Last week Ms Leibl was informed by the coroner’s office that an inquest was to proceed following her family’s decades-long campaign for the truth. Her nephew, Viktor, is also part of the campaign.
Ms Hauser’s father died in 2006 and her mother in 2019.
During Monday’s brief hearing at Belfast Laganside Court, a legal representative for Ms Leibl said she was “very grateful” for the decision to hold the hearing.
The family made an application for an inquest to the Attorney General’s Office in the summer.
“She and her family have obviously sought answers for decades and they place their trust and considerable hope in this process,” barrister Malachy McGowan said.
Coroner Joe McCrisken agreed they had endured a “long” wait.
“We will do everything we can to facilitate an investigation of this lady’s death,” he said.
Mr McCrisken noted the “considerable amount” of material due to be disclosed by the Police Service of Northern Ireland and “perhaps even the PPS (Public Prosecution Service), perhaps other agencies”.
In 2020 the family were left “deeply disappointed”, following a decision by the PPS not to press charges against two individuals – a 60-year-old man and a 57-year-old woman – who were arrested in 2018. A file was submitted by the PSNI to prosecutors in 2019.
The male suspect was reported in connection with Ms Hauser’s murder while the woman was reported for withholding information from police.
Following the preliminary hearing, Ms Leibl thanked her legal team for what she described as “precious work”, according to the family’s solicitor, Claire McKeegan of Phoenix Law.
“Her parents never recovered after getting the news about Inga’s death.
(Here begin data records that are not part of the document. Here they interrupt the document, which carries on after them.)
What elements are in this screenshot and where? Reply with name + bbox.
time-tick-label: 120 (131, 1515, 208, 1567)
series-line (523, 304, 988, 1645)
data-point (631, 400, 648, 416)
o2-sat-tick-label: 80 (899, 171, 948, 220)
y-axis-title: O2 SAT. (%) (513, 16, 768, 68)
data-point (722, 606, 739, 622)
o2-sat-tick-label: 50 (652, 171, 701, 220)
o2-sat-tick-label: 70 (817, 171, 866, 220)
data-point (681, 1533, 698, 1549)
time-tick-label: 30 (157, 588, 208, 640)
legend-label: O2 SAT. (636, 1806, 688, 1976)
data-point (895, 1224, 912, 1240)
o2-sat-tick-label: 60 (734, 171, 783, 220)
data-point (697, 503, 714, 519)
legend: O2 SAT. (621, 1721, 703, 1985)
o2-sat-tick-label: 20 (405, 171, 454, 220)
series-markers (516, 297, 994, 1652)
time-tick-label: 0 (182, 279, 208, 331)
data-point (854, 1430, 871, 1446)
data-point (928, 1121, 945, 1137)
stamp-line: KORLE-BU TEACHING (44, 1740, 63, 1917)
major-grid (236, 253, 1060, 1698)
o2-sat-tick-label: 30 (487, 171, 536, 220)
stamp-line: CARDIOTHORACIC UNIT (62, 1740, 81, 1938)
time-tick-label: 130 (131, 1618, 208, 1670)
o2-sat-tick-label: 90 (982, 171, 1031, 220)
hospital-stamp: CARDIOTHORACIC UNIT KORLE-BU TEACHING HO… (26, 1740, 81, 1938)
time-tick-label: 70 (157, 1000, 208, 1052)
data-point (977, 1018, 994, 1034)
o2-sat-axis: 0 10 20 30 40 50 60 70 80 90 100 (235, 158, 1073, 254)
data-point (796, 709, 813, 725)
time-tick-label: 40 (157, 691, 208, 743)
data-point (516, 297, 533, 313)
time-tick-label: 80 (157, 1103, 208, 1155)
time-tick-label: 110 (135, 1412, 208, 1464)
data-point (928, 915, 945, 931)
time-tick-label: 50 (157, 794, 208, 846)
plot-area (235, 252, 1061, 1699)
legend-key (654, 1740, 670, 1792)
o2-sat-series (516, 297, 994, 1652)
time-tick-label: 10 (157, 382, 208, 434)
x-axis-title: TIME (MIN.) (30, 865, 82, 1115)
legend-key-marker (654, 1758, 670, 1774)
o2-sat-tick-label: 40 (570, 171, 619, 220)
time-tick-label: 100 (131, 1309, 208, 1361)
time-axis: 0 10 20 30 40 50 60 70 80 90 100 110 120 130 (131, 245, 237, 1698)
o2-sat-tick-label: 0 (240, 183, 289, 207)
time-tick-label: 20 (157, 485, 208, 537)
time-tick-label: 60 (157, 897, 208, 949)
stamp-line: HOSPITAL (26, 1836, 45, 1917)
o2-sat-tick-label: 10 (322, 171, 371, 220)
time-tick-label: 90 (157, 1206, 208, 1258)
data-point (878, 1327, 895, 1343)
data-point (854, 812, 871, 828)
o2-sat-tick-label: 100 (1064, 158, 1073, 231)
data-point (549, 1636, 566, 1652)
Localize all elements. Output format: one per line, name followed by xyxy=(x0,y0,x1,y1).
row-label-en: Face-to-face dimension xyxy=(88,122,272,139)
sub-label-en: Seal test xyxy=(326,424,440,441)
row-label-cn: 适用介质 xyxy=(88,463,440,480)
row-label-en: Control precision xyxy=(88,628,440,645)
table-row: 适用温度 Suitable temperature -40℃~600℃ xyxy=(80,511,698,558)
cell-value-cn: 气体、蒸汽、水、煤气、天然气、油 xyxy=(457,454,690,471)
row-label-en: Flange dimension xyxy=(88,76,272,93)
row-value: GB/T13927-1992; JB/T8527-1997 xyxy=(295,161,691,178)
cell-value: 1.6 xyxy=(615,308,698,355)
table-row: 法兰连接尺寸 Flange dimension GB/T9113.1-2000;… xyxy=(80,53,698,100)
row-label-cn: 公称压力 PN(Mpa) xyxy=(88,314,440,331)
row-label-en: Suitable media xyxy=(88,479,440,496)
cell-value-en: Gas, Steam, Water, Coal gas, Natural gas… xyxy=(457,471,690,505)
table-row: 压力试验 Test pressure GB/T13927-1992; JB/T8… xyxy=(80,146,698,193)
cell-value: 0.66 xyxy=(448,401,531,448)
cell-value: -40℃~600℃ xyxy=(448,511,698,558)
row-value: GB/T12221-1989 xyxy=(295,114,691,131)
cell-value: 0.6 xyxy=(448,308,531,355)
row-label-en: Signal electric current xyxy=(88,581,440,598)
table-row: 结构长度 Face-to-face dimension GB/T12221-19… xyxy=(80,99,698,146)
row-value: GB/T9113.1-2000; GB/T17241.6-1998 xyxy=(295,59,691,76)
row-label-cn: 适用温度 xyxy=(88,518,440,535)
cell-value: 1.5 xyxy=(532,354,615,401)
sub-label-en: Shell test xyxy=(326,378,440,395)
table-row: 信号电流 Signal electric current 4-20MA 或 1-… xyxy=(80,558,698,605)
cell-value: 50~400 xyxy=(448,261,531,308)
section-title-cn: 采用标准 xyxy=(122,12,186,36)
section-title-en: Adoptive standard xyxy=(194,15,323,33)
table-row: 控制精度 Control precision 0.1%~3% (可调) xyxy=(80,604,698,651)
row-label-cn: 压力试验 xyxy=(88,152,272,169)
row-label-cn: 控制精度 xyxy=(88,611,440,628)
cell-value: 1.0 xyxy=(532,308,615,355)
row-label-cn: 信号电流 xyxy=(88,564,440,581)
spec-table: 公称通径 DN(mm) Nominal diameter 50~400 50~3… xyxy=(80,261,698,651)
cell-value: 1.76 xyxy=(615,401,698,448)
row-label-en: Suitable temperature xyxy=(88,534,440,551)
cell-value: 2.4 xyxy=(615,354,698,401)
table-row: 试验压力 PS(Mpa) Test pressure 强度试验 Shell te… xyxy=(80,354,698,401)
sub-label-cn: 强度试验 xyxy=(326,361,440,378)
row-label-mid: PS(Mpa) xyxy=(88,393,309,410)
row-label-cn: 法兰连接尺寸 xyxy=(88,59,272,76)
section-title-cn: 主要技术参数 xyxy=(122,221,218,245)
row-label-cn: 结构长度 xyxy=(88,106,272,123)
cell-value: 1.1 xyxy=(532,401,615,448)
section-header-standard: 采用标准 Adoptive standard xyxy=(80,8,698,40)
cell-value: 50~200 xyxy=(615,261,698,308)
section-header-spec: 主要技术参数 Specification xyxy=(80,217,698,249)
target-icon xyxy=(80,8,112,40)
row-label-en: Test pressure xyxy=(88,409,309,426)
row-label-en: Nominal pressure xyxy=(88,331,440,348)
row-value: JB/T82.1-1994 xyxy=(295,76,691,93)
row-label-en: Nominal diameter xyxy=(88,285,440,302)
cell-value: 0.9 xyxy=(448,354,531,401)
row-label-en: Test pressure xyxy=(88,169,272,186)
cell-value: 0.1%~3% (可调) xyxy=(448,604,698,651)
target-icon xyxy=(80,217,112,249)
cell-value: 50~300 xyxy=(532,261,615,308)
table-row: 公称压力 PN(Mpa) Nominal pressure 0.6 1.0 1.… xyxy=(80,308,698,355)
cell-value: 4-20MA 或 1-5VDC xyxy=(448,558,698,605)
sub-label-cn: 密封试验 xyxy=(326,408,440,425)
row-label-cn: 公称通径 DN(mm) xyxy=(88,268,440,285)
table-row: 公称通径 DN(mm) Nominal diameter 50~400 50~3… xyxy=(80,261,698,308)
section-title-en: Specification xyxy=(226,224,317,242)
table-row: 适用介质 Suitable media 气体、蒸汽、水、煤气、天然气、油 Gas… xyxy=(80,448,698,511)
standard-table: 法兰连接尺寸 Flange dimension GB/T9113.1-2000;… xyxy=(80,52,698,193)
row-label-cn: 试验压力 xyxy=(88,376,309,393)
Her mother went into an all-consuming depression,” Ms McKeegan told The Irish Times.
“All of her friends said Inga was this bright star, and was so popular. Her trip to Europe was ‘an adventure’.”
Ms McKeegan said the family have “so many questions” in their desperate search for “truth and justice”.
DNA was recovered from Ms Hauser but police failed to identify a suspect despite screenings of more than 2,000 samples – one of the largest in the North’s policing history.
“When I was first instructed by the family in 2018, there were periods of 10 years when there were no police updates to the family, so in my opinion the case certainly didn’t seem active for long periods of time,” added Ms McKeegan.
“This inquest will be the first full public examination of the facts in the tragedy of her murder.”
The next review hearing has been listed for January 22nd.